The Turboprop is the smallest and cheapest kite in this test. Good for the vacation budget, but unfortunately the deep-drawn plastic parts are quite fragile and only rarely has a Turboprop survived the summer. It's almost impossible to repair.
good flight characteristics
short life span
low angle of the line
Flip from Prism is a different story. The construction is made of strong polyester fabric and fiberglass. It is held together by small but sturdy plastic connectors. The Flip comes virtually unpackaged - a cardboard banderole is used for presentation in the store, but there is no bag for later storage. That's a pity, because the Flip brings enough substance for a longer life.
There is virtually nothing to set up. Just twist the ring so that it is at 90 degrees to the elliptical disc, knot the flying line to the bridle and - wait for the right wind. After all, it needs a good breeze until it rotates fast enough to rise into the skies. Then it stands stable in the sky, with a somewhat steeper line angle than the turboprop. Unlike the turboprop, the "wing" of the Flip is not profiled. As a result, the flight is always a bit bumpy, which is noticeable by a constant twitching in the flying line. One has to live with this...
The Flip is, as known from Prism, neatly manufactured. Due to its special shape, it has the highest degree of coolness of the three candidates.
good flight characteristics
Twitching in the line
Needs strong wind
HQ's Roto is the only kite in the test that does not fly by the Magnus effect. It is a classic, six-edged box kite with small, triangular wings that are slightly angled and cause the kite to rotate around its vertical axis as soon as it gets airborne. The Roto, like the Flip, is very nicely built with polyester cloth and fiberglass rods. Small plastic connectors are used to connect the wings to the center vertical rod. The rotation of the Roto runs like clockwork due to a small, ball-bearing mounted swivel in the central rod - very nice! It is packed in a simple, practical bag.
The assembly is rather tedious. Each wing is mounted separately, so it's important to keep track of everything.
Launch and flight of the Roto is a piece of cake. Simply launch from the hand and give line. If the wind is strong enough, the kite turns immediately and takes the steepest line angle of all three kites. The turn is unhurried by comparison and easy to follow. The steady pull is light.

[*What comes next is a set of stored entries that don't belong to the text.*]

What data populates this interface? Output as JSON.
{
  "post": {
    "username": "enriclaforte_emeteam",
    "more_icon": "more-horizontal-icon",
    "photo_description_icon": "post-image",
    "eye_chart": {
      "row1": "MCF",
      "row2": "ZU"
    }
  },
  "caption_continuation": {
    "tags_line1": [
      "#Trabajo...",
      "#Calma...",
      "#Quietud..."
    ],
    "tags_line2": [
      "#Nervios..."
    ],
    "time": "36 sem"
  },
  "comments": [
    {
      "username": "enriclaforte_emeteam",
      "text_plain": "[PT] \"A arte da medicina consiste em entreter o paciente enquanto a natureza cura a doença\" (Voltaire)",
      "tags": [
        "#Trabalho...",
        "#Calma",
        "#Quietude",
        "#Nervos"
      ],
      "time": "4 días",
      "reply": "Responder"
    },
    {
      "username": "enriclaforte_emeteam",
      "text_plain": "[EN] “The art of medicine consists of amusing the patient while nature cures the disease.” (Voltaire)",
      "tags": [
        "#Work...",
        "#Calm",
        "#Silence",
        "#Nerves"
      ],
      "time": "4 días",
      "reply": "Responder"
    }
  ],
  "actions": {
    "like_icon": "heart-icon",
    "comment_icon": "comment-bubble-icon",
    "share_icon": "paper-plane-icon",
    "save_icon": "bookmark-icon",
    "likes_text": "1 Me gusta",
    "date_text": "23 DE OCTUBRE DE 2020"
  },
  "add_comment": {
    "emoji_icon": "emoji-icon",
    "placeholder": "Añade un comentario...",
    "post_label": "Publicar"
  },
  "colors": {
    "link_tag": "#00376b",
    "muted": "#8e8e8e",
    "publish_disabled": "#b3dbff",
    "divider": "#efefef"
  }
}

very good flight characteristics
Easy to launch
Now - Which of the three test candidates flies best? Definitely the Roto. The largest and most expensive kite in the field is impressive in every respect. But the Turboprop and the Flip have their special charms, too. Nostalgia potential, child-friendliness, easy assembly and collness factor are of course not to be underestimated. And if the price is right, that's all the better, of course.